For CCP to make money, the PLEX had to be removed from the in-game economy. Their first attempt at that was making them destructible. That obviously wasn't a very reliable method of removing PLEX, and it tended to very much upset the player who got shot down with over $1,000 dollars worth of PLEX in his cargo hold.
So what CCP needed was a way for players to voluntarily destroy their PLEX. And that is where the item shop and the monocle come into play. The fundamental feature of EVE's new item shop is not that you can buy a monocle for $68. It is that to pay for items from the shop, you need to destroy PLEX by turning them into Aurum. Every PLEX destroyed means somebody at some point will have to pay for his subscription instead of using that PLEX.
I think that the plan in itself is a good one. What CCP failed at was the implementation.
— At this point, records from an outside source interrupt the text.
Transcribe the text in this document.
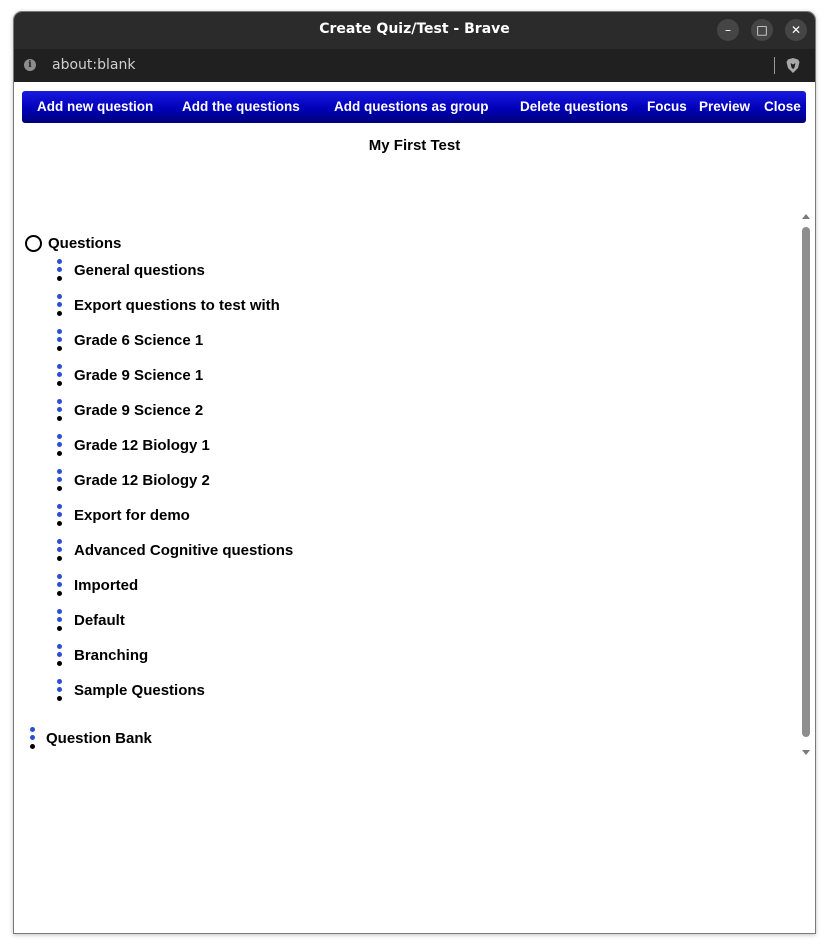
Create Quiz/Test - Brave	– □ ✕
i	about:blank
Add new question Add the questions	Add questions as group Delete questions Focus Preview Close
My First Test
Questions
General questions
Export questions to test with
Grade 6 Science 1
Grade 9 Science 1
Grade 9 Science 2
Grade 12 Biology 1
Grade 12 Biology 2
Export for demo
Advanced Cognitive questions
Imported
Default
Branching
Sample Questions
Question Bank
On the one side the vanity items are overpriced, on the other side they don't fulfill the most basic function of a vanity item: Showing off in front of other players. Nobody but you can see your avatar running around in the space station, so it doesn't really matter what he wears.
According to the leaked memo from CCP the next step will be selling items with some use in game for Aurum, like ships or modules. From the point of view of the buyer, that doesn't change much: Instead of exchanging PLEX for ISK and then the item you want, you now exchange PLEX for Aurum and then the item you want. From the point of view of CCP that is a huge difference: Any item bought via Aurum is an actual income for the company. CCP will finally be able to financially profit from the RMT they had going on already for a long time.
So why the outrage? Well, money tends to be a zero-sum game. If CCP gains more money from their RMT, somebody else has to be on the losing end. In this case the people who lose are those who used to pay for their subscription with PLEX they bought with ISK they earned in game, effectively the "Free2Play" players of EVE. Remove a lot of PLEX from the game, and their price in ISK goes up. It will become more difficult to finance your EVE subscription strictly through ISK earned in game.
Is that the end of EVE? Not bloody likely. As Raph Koster once pointed out, every MMORPG has the same shape of curve of subscriber numbers over time. Just the height of the peak and the width of the timescale changes. It is likely that EVE has peaked, and will now begin a slow decline, just like it is likely that WoW is now on the decline. But for games who took years to peak, it will also take years to decline. And it is rather common for companies with a product that already paid off its development cost and is slowly declining to milk that cash cow to the maximum. It isn't the milking that causes the decline, but the decline that causes the milking. The fans would like EVE to be a special snowflake, but in the end CCP is a company like any other and has to make money.